These are topics likely to be touched on at the talk in San Rafael, interspersed with clips of Bruce Willis and friends trying to blow up an asteroid by burying a nuclear bomb within it, thereby saving planet Earth. It's an unusual program on its own, let alone one led by the Apollo 9 astronaut known for, among many other accomplishments, taking the first untethered space walk.
The program is part of the Rafael's "Science on Screen" series, sponsored by two nonprofit groups, which present programs like this across the country. This is the third program of this type at the Smith Rafael Film Center this year, says director of programming Richard Peterson. "It's a nice thing for us to do something different and something thoughtful like that." He hopes there will be more programs like this coming this year.
"Films are, by and large, for entertainment," Schweickart says. "There's certainly no obligation in film to legitimately portray science. At the same time, film is such a powerful medium that it miscommunicates science to a lot of people, and that presents a very serious problem for science in the sense of people misunderstanding—because of film, in some instances—the reality of the world."
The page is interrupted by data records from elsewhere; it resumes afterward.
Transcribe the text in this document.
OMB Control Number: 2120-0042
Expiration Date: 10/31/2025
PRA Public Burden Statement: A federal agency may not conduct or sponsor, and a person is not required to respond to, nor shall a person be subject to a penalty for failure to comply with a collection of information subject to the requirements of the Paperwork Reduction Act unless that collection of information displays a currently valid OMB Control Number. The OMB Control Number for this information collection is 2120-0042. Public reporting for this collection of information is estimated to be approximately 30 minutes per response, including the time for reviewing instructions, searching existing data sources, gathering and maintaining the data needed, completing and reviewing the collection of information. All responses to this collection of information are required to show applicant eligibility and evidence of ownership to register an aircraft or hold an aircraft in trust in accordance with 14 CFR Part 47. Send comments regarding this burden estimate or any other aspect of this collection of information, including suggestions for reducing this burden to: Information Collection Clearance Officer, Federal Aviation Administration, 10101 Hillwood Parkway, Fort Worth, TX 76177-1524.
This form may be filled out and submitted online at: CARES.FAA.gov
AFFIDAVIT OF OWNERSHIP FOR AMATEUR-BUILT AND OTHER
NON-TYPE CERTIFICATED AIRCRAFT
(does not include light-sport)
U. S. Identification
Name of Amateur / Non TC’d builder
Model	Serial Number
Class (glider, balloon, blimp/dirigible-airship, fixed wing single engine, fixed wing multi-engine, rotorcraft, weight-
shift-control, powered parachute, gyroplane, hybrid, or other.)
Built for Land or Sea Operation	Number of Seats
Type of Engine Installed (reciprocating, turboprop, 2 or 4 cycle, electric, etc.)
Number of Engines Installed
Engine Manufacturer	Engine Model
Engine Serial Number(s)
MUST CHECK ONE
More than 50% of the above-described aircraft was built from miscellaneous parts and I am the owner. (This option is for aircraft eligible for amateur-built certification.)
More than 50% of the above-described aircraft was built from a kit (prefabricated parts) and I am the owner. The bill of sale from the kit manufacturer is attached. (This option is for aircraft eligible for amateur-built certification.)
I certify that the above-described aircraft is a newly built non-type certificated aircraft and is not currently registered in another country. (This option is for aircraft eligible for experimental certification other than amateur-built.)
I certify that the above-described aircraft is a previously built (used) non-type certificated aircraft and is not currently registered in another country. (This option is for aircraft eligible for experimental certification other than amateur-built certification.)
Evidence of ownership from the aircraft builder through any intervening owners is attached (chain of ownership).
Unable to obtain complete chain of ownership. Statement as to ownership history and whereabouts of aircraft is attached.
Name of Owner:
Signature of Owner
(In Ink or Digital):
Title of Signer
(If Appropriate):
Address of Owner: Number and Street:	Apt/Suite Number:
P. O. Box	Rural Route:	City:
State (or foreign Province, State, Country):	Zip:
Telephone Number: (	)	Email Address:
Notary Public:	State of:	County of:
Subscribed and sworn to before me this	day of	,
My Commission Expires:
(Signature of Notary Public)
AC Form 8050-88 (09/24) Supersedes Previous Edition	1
This could lead to disbelief of government officials, Schweickart cautions, and belief in conspiracy theories of hidden or untrue information. Films he discusses include Meteor, Melancholia, Deep Impact and Armageddon. He won't go into Hollywood films about astronauts (although he does refer to The Right Stuff as "pure poppycock").
Asteroids hitting the earth are not uncommon. "We get hit about a million times a night," says Schweickart. Most of them burn up in the atmosphere, leaving a bright tail, which we call shooting stars. But larger NEAs could make it through with devastating results. If AG5 were to hit, the impact would have more power than 900 of the bombs dropped on Hiroshima.
"[In general] nobody ever thinks about it because it's supposedly so far away from us," says Peterson. "But I'm glad to know that are people thinking about it."